I’ll continue exploring how I can improve both the system prompt and chunk/embedding steps as they seems to make the difference.

Hope above helps.

Thanks,
Alexandre

@johndaniel, you could try to apply LLM to get additional information from the query. It can help you gain valuable and structured information from user queries. Check the instructor and pydantic
for example:

from pydantic import BaseModel
import instructor
client = instructor.patch(OpenAI())

class Query(BaseModel):
    rewritten_query: str
    city: str
    country: str

def expand_query(q) -> Query:
    return client.chat.completions.create(
        model="gpt-3.5-turbo",
        response_model=Query,
        messages=[
            {
                "role": "system",
                "content": f"You're a query understanding system for the Metafor Systems search engine. Here are some tips: ...",
            },
            {"role": "user", "content": f"query: {q}"},
        ],
    )

query = expand_query("what is the monument located in CityVille , Landonia")
query

You will get something like this as output:

Query(rewritten_query='monument in CityVille, Landonia', city='CityVille', country='Landonia')

Here you can find additional information

Hi @j.k, apologies for jumping in the middle of your reply to @johndaniel but this is an area “question processing” that I’m going next to experiment as well. Have you had any experience using langchain to do that?

@Alexandre_de_Vasconc, unfortunately not. But it should be possible to use just Pydantic & Langchain for this.
Please leave a reply here when you find an interesting solution for Langchain :wink: Thanks.

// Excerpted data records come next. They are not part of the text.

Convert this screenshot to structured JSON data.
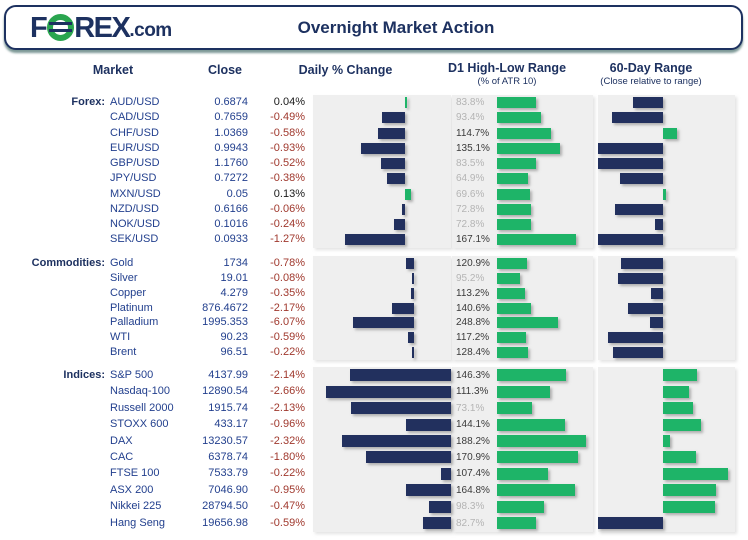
{
  "title": "Overnight Market Action",
  "logo": {
    "pre": "F",
    "mid": "REX",
    "suffix": ".com"
  },
  "columns": {
    "market": "Market",
    "close": "Close",
    "daily": "Daily % Change",
    "d1": "D1 High-Low Range",
    "d1_sub": "(% of ATR 10)",
    "range60": "60-Day Range",
    "range60_sub": "(Close relative to range)"
  },
  "colors": {
    "accent_navy": "#22305e",
    "accent_green": "#1eb468",
    "header_navy": "#1d3160",
    "navy_text": "#23408e",
    "positive_text": "#1a1a1a",
    "negative_text": "#a0392e",
    "panel_bg": "#efefef",
    "muted_label": "#b4b4b4",
    "dark_label": "#3a3a3a",
    "logo_green": "#2aa54f"
  },
  "chart_data": {
    "type": "table",
    "title": "Overnight Market Action",
    "columns": [
      "Market",
      "Close",
      "Daily % Change",
      "D1 High-Low Range (% of ATR 10)",
      "60-Day Range (Close relative to range)"
    ],
    "notes": "Daily % Change and 60-Day Range are diverging bar charts: navy = negative / lower half of range, green = positive / upper half. D1 range bars are green with value labels; labels under 100% are grayed. range60_pct is close position relative to 60-day range midpoint, -100 = at range low, +100 = at range high.",
    "sections": [
      {
        "label": "Forex:",
        "rows": [
          {
            "market": "AUD/USD",
            "close": "0.6874",
            "daily_label": "0.04%",
            "daily_pct": 0.04,
            "d1_label": "83.8%",
            "d1_pct": 83.8,
            "range60_pct": -46
          },
          {
            "market": "CAD/USD",
            "close": "0.7659",
            "daily_label": "-0.49%",
            "daily_pct": -0.49,
            "d1_label": "93.4%",
            "d1_pct": 93.4,
            "range60_pct": -78
          },
          {
            "market": "CHF/USD",
            "close": "1.0369",
            "daily_label": "-0.58%",
            "daily_pct": -0.58,
            "d1_label": "114.7%",
            "d1_pct": 114.7,
            "range60_pct": 22
          },
          {
            "market": "EUR/USD",
            "close": "0.9943",
            "daily_label": "-0.93%",
            "daily_pct": -0.93,
            "d1_label": "135.1%",
            "d1_pct": 135.1,
            "range60_pct": -100
          },
          {
            "market": "GBP/USD",
            "close": "1.1760",
            "daily_label": "-0.52%",
            "daily_pct": -0.52,
            "d1_label": "83.5%",
            "d1_pct": 83.5,
            "range60_pct": -100
          },
          {
            "market": "JPY/USD",
            "close": "0.7272",
            "daily_label": "-0.38%",
            "daily_pct": -0.38,
            "d1_label": "64.9%",
            "d1_pct": 64.9,
            "range60_pct": -66
          },
          {
            "market": "MXN/USD",
            "close": "0.05",
            "daily_label": "0.13%",
            "daily_pct": 0.13,
            "d1_label": "69.6%",
            "d1_pct": 69.6,
            "range60_pct": 5
          },
          {
            "market": "NZD/USD",
            "close": "0.6166",
            "daily_label": "-0.06%",
            "daily_pct": -0.06,
            "d1_label": "72.8%",
            "d1_pct": 72.8,
            "range60_pct": -74
          },
          {
            "market": "NOK/USD",
            "close": "0.1016",
            "daily_label": "-0.24%",
            "daily_pct": -0.24,
            "d1_label": "72.8%",
            "d1_pct": 72.8,
            "range60_pct": -12
          },
          {
            "market": "SEK/USD",
            "close": "0.0933",
            "daily_label": "-1.27%",
            "daily_pct": -1.27,
            "d1_label": "167.1%",
            "d1_pct": 167.1,
            "range60_pct": -100
          }
        ]
      },
      {
        "label": "Commodities:",
        "rows": [
          {
            "market": "Gold",
            "close": "1734",
            "daily_label": "-0.78%",
            "daily_pct": -0.78,
            "d1_label": "120.9%",
            "d1_pct": 120.9,
            "range60_pct": -65
          },
          {
            "market": "Silver",
            "close": "19.01",
            "daily_label": "-0.08%",
            "daily_pct": -0.08,
            "d1_label": "95.2%",
            "d1_pct": 95.2,
            "range60_pct": -69
          },
          {
            "market": "Copper",
            "close": "4.279",
            "daily_label": "-0.35%",
            "daily_pct": -0.35,
            "d1_label": "113.2%",
            "d1_pct": 113.2,
            "range60_pct": -18
          },
          {
            "market": "Platinum",
            "close": "876.4672",
            "daily_label": "-2.17%",
            "daily_pct": -2.17,
            "d1_label": "140.6%",
            "d1_pct": 140.6,
            "range60_pct": -54
          },
          {
            "market": "Palladium",
            "close": "1995.353",
            "daily_label": "-6.07%",
            "daily_pct": -6.07,
            "d1_label": "248.8%",
            "d1_pct": 248.8,
            "range60_pct": -20
          },
          {
            "market": "WTI",
            "close": "90.23",
            "daily_label": "-0.59%",
            "daily_pct": -0.59,
            "d1_label": "117.2%",
            "d1_pct": 117.2,
            "range60_pct": -85
          },
          {
            "market": "Brent",
            "close": "96.51",
            "daily_label": "-0.22%",
            "daily_pct": -0.22,
            "d1_label": "128.4%",
            "d1_pct": 128.4,
            "range60_pct": -77
          }
        ]
      },
      {
        "label": "Indices:",
        "rows": [
          {
            "market": "S&P 500",
            "close": "4137.99",
            "daily_label": "-2.14%",
            "daily_pct": -2.14,
            "d1_label": "146.3%",
            "d1_pct": 146.3,
            "range60_pct": 52
          },
          {
            "market": "Nasdaq-100",
            "close": "12890.54",
            "daily_label": "-2.66%",
            "daily_pct": -2.66,
            "d1_label": "111.3%",
            "d1_pct": 111.3,
            "range60_pct": 40
          },
          {
            "market": "Russell 2000",
            "close": "1915.74",
            "daily_label": "-2.13%",
            "daily_pct": -2.13,
            "d1_label": "73.1%",
            "d1_pct": 73.1,
            "range60_pct": 46
          },
          {
            "market": "STOXX 600",
            "close": "433.17",
            "daily_label": "-0.96%",
            "daily_pct": -0.96,
            "d1_label": "144.1%",
            "d1_pct": 144.1,
            "range60_pct": 58
          },
          {
            "market": "DAX",
            "close": "13230.57",
            "daily_label": "-2.32%",
            "daily_pct": -2.32,
            "d1_label": "188.2%",
            "d1_pct": 188.2,
            "range60_pct": 11
          },
          {
            "market": "CAC",
            "close": "6378.74",
            "daily_label": "-1.80%",
            "daily_pct": -1.8,
            "d1_label": "170.9%",
            "d1_pct": 170.9,
            "range60_pct": 51
          },
          {
            "market": "FTSE 100",
            "close": "7533.79",
            "daily_label": "-0.22%",
            "daily_pct": -0.22,
            "d1_label": "107.4%",
            "d1_pct": 107.4,
            "range60_pct": 100
          },
          {
            "market": "ASX 200",
            "close": "7046.90",
            "daily_label": "-0.95%",
            "daily_pct": -0.95,
            "d1_label": "164.8%",
            "d1_pct": 164.8,
            "range60_pct": 82
          },
          {
            "market": "Nikkei 225",
            "close": "28794.50",
            "daily_label": "-0.47%",
            "daily_pct": -0.47,
            "d1_label": "98.3%",
            "d1_pct": 98.3,
            "range60_pct": 80
          },
          {
            "market": "Hang Seng",
            "close": "19656.98",
            "daily_label": "-0.59%",
            "daily_pct": -0.59,
            "d1_label": "82.7%",
            "d1_pct": 82.7,
            "range60_pct": -100
          }
        ]
      }
    ]
  }
}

Hello guys, I hope y’all are doing well,
I think I’m facing a similar issue here, and I want to get your thoughts about it since you have experimented with this type of challenge
In my case I have data stored in various data sources, and I have an LLM that does NL to SQL and grabs the data but I have to specify one and only one database,
the challenge for me is to query multiple(usually 2) databases that could be different and get the result needed , example: “I want to know the total number of students in LA”, and I specify database1, and database2
database1 has 300 student , and database2 has 200
the response should be “500 students”
another case is let’s say I want all students names, the LLM should get al the names in both DBs but they could have different column names example (Student_name and Namestudent)

I was thinking about storing all the data in one text or json file and using rag but I dont have a clear idea how to do so.
thank you guys in advance

@rotexhawk , @johndaniel
Hey mates if you could please help me out, so i want to create a RAG based application , but all my data is in JSON format. I tried converting it to text but that results in low accuracy. Is there any way we can make JSON as embeddings rather then texts.